- Title card
- Genre: Action; Drama;
- Written by: Denoy Navarro-Punio; Emerson Jake Somera; Loi Argel Nova;
- Directed by: Dominic Zapata; Richard Arellano;
- Creative director: Aloy Adlawan
- Starring: Jillian Ward; David Licauco;
- Country of origin: Philippines
- Original language: Tagalog
- No. of episodes: 78

Production
- Executive producer: Erwin Manzano-Hilado
- Camera setup: Multiple-camera setup
- Running time: 21–33 minutes
- Production company: GMA Entertainment Group

Original release
- Network: GMA Network
- Release: February 2 – May 22, 2026

= Never Say Die (Philippine TV series) =

2026 Philippine television drama series

Never Say Die is a 2026 Philippine television drama action series broadcast by GMA Network. Directed by Dominic Zapata and Richard Arellano, it stars Jillian Ward and David Licauco. It premiered on February 2, 2026 on the network's Prime line up.
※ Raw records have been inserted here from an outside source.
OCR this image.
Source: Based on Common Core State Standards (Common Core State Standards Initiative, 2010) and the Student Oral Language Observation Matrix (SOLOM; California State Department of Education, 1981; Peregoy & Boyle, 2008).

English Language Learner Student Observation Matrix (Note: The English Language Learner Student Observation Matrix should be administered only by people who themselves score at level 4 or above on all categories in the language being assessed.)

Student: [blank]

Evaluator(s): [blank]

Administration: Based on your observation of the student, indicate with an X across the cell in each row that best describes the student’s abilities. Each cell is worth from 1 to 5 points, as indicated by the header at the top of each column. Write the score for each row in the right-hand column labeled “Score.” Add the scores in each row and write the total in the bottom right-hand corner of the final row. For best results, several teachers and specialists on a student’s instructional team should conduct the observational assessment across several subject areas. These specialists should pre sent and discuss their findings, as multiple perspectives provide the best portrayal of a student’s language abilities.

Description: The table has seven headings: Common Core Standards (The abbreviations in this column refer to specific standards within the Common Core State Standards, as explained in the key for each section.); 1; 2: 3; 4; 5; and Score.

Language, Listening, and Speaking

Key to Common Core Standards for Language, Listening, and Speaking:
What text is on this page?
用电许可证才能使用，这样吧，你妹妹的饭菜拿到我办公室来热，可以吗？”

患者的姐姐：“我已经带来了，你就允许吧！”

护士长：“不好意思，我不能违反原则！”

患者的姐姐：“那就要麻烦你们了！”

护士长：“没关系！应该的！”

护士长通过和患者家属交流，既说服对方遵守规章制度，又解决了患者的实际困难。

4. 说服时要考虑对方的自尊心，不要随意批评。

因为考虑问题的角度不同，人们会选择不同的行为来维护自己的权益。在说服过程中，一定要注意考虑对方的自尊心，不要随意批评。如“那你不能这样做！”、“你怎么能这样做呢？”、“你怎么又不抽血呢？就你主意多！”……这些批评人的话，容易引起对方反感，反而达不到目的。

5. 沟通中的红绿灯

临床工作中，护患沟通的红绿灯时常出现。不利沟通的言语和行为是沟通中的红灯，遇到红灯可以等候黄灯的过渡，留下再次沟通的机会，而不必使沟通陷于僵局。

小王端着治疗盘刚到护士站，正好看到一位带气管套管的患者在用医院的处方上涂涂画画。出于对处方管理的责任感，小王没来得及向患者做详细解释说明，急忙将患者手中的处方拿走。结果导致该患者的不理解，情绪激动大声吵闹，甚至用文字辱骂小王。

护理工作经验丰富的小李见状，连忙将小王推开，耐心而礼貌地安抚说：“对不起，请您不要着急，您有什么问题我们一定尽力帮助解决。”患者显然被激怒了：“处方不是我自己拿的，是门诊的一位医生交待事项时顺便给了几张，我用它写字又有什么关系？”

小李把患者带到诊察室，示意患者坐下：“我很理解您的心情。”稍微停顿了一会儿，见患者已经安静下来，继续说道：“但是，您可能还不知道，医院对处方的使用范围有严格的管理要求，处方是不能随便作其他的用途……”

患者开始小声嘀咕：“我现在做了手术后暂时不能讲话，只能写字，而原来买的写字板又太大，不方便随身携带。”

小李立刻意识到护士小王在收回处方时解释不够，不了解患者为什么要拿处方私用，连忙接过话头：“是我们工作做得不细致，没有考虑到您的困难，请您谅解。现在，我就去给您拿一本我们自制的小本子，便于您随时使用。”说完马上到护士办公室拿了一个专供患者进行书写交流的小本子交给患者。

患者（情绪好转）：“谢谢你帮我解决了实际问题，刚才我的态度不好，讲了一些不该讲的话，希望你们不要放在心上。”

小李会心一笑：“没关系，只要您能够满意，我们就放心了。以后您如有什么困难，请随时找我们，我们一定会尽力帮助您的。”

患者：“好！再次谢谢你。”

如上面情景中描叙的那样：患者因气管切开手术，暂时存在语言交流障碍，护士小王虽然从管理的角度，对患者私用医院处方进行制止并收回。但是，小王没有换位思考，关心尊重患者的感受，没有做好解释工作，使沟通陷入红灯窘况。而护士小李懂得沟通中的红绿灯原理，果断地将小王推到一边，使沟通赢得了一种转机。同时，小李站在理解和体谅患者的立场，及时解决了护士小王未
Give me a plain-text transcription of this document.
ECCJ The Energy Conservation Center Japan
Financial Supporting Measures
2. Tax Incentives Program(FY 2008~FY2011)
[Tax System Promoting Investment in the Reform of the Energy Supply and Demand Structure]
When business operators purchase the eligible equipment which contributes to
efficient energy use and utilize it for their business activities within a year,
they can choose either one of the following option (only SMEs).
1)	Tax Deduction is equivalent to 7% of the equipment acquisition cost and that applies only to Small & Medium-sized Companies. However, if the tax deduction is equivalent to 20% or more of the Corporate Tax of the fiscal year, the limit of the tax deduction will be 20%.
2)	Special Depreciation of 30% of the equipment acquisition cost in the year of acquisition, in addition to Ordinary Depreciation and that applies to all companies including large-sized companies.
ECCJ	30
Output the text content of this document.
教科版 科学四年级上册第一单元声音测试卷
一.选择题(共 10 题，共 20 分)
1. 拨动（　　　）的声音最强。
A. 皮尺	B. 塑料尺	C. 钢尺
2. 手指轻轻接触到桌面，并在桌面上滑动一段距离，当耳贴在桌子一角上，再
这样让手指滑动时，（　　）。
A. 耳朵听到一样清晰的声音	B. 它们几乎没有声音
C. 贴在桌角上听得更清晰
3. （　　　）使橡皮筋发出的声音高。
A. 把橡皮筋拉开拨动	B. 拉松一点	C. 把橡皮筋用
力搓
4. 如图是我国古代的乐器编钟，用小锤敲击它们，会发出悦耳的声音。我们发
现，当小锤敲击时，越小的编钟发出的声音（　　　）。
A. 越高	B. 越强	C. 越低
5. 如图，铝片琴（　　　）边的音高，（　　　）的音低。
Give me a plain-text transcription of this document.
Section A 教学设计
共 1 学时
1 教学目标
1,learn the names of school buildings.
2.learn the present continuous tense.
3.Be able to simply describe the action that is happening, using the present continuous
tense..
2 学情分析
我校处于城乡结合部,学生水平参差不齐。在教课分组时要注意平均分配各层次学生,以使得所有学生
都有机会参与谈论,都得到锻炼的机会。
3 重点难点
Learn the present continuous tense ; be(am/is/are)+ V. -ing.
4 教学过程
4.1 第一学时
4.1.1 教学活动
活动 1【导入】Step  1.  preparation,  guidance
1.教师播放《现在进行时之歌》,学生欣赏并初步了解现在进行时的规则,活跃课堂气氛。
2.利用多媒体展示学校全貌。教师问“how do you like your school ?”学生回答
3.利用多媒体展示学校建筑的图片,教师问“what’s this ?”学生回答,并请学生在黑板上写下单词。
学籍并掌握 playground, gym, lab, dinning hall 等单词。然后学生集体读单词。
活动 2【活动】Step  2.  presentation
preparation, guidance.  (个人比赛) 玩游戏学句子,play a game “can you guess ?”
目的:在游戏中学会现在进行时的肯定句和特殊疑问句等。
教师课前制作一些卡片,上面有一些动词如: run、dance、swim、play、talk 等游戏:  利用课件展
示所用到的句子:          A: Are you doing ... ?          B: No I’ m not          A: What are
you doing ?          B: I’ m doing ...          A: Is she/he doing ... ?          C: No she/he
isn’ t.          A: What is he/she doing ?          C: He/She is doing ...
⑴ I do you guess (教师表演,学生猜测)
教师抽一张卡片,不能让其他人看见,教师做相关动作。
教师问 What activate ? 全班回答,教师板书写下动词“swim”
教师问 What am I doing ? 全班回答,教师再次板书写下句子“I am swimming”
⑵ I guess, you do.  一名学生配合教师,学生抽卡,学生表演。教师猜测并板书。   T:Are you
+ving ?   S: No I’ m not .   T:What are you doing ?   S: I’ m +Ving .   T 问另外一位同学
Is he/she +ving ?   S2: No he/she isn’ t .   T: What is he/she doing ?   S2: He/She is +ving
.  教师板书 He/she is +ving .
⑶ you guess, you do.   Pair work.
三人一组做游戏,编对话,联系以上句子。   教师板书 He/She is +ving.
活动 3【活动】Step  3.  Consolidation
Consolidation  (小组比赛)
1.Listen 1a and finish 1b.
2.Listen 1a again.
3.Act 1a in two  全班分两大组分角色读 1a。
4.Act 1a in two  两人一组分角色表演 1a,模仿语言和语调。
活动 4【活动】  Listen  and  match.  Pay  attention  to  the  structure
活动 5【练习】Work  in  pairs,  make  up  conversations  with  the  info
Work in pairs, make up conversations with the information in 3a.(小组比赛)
The series concluded on May 22, 2026, with a total of 78 episodes.

The series is streaming online on YouTube.

==Premise==
Technology expert, Joey Delgado works alongside Andrew Dizon, an investigative journalist and the person who exposed Delgado's father. They are joined by Peter Santos, Delgado's best friend and Jin-Ho Lee, an agent from South Korea. They will solve a conspiracy involving the fugitive Liza De Leon and Dizon's brother-in-law, Tomas Limjoco – the mastermind of a drug empire.

==Cast and characters==
- Lead cast

- Jillian Ward as Joey Delgado
- David Licauco as Andrew Dizon

- Supporting cast

- Ji Soo as Jin-Ho Lee
- Raymart Santiago as Miguel Delgado
- Richard Yap as Tomas Limjoco
- Raheel Bhyria as Peter Santos
- Angelu de Leon Clarissa Delgado
- Analyn Barro as Golda Briones
- Wendell Ramos as Diego Aglipay
- Ayen Munji-Laurel as Yvette Dizon-Limjoco
- Gina Alajar as Rebecca Dizon
- Tanjo Villoso
- Winwyn Marquez as Theresa Park

- Guest cast

- Eman Bacosa Pacquiao
- Heath Jornales

==Development==
The series and its cast members were announced in July 2025. Principal photography commenced in August 2025.

==Ratings==
According to AGB Nielsen Philippines' Nationwide Urban Television Audience Measurement People in television homes, the pilot episode of Never Say Die earned an 7.1% rating. The final episode scored an 8% rating.